I’m nearing the end of the Club Carlson Global Traveler program; a 3-week, 8-country adventure through Europe, paid for and compensated by Club CarlsonSM (now Radisson Rewards). During the trip, I’m exploring the world of hotel points and how to take advantage of accommodations and upgrades with various strategies.
While in Kiev, Active Ukraine also sponsored a tour I did.
In all cases, opinions expressed herein are my own; don’t worry – I haven’t sold my soul.
This post was originally published in 2013. It has since been updated for accuracy of links and content.
If Berlin was too quick with only two days, then Kiev was almost a joke with just over 24 hours to “discover” the place. Regardless, I think I did a pretty good job.
The Radisson Blu Hotel in the Podil area of Kiev was beautifully situated in the best area for walking and exploring; which is exactly what I did. Although I was ambivalent about Kiev the first time I blew through (in 2011 during the Ultimate Train Challenge), and even more ambivalent about my return (with brutal connecting flights awaiting me from Kiev to Corsica that kept me awake at night), two hours of wandering had me sold; Kiev is a vibrant place full of contrast and contradiction.
Expecting Kiev to be the coldest destination yet, I was pleasantly surprised that it was one of the warmest places, and even more surprised to discover they had snow the week prior. The gorgeous autumn colours leant no indication of the previous snowfall, and I’m grateful for the good-weather-bubble that seems to have followed me through this entire European tour.
Borscht me Up, Baby!
The first thing I did when I knew I was coming to Ukraine was to contact my friends at Active Ukraine, a tour company I became acquainted with during my last visit to the country in 2011 during the Ultimate Train Challenge, when they took me hiking in the Carpathian mountains for a few days.
With only 24 hours in Kiev, and no listed tours on the site that fit the bill on my one free day, I simply emailed them and asked what they could do for me, while expressing my love of Ukrainian food and hope for some sort of culinary tour.
They delivered – and not just because I’m a travel writer. In fact many of their tours are customized, so if you’re going to the Ukraine, I can’t recommend them highly enough.
*(end shameless plug that I was totally not put up to)
Ukrainian sisters Lesya and Julia invited me into their home for an afternoon of Ukrainian cooking and eating and fellowship.

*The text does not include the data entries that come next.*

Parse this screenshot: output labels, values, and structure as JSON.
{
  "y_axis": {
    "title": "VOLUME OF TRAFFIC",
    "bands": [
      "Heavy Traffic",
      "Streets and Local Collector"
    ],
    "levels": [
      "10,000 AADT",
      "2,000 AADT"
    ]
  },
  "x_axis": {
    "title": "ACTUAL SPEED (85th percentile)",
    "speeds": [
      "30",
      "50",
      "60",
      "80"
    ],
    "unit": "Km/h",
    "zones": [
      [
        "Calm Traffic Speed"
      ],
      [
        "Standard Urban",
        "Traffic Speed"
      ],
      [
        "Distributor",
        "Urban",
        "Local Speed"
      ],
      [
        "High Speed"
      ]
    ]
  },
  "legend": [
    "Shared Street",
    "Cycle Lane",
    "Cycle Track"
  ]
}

We started off drinking uzvar (a drink of boiled fruits and berries that reminded me of Christmas), and enjoying a bowl of borscht (a beet soup). Ukrainians are very protective of their borscht recipes, which are as unique to the cook as eye or hair colour.
Alongside the borscht was salo – a dish they were nervous about serving me since they didn’t know how I’d react. It’s uncooked pig fat, which you put on bread, sprinkle with salt, and garnish with a raw garlic clove. All eyes were on me as I tasted it; of course I’d have pretended to like it even if I didn’t(!), but I was somewhat surprised to genuinely enjoy it. They were even impressed with my brazen consumption of a whole garlic clove – which I made everybody else do as well so we could reek together.
With full bellies, it was time to make varenyky – something I still can’t pronounce – but which is the same as perogies (which is the Russian name). The soft dough (made of flour, egg, milk, and salt) was cut into small rounds, which we pressed out with our thumbs and filled with either a mashed potato and fried onion mixture, or a cottage cheese and egg and dill mixture. We pressed the edges together, tossed them (figuratively speaking) into boiling water, and 10 minutes later we mixed them up with fried onions and oil, doused them in sour cream, and ate to our hearts’ content.
All the while, conversation flowed. It was a fabulous cultural exchange, with me answering as many questions as I asked. If I trod on any cultural boundaries of conversation (which I probably did), Lesya and Julia were gracious and giggly – so it worked well for all of us. I left their home feeling like I had new friends in Ukraine (which happened during my last visit), and I’m excited to try my hand at making varenyky on my own.
Russian Influence in Kiev
As is the case with a lot of Ukrainian food, it depends on who you talk to as to whether it was borne of Ukraine or Russia. (Each country, of course, claims to have created it themselves).
And Kiev in particular seems to have more Russian influence than other parts of Ukraine (like Lviv and the Carpathian mountains, where I spent most of my time a few years ago). In Kiev, most people speak Russian in addition to Ukrainian, Kiev’s values and standards are a little less rigid and “traditional”, and I noticed the way people dress (especially the women, in their tight shorts, beige stockings, and knee-high boots) reminded me more of Moscow than Lviv.
Of course, along with this Russian influence, is a desire among Ukrainians to preserve their culture and have their own identity; something I relate to as a Canadian living in the cultural shadow of the United States.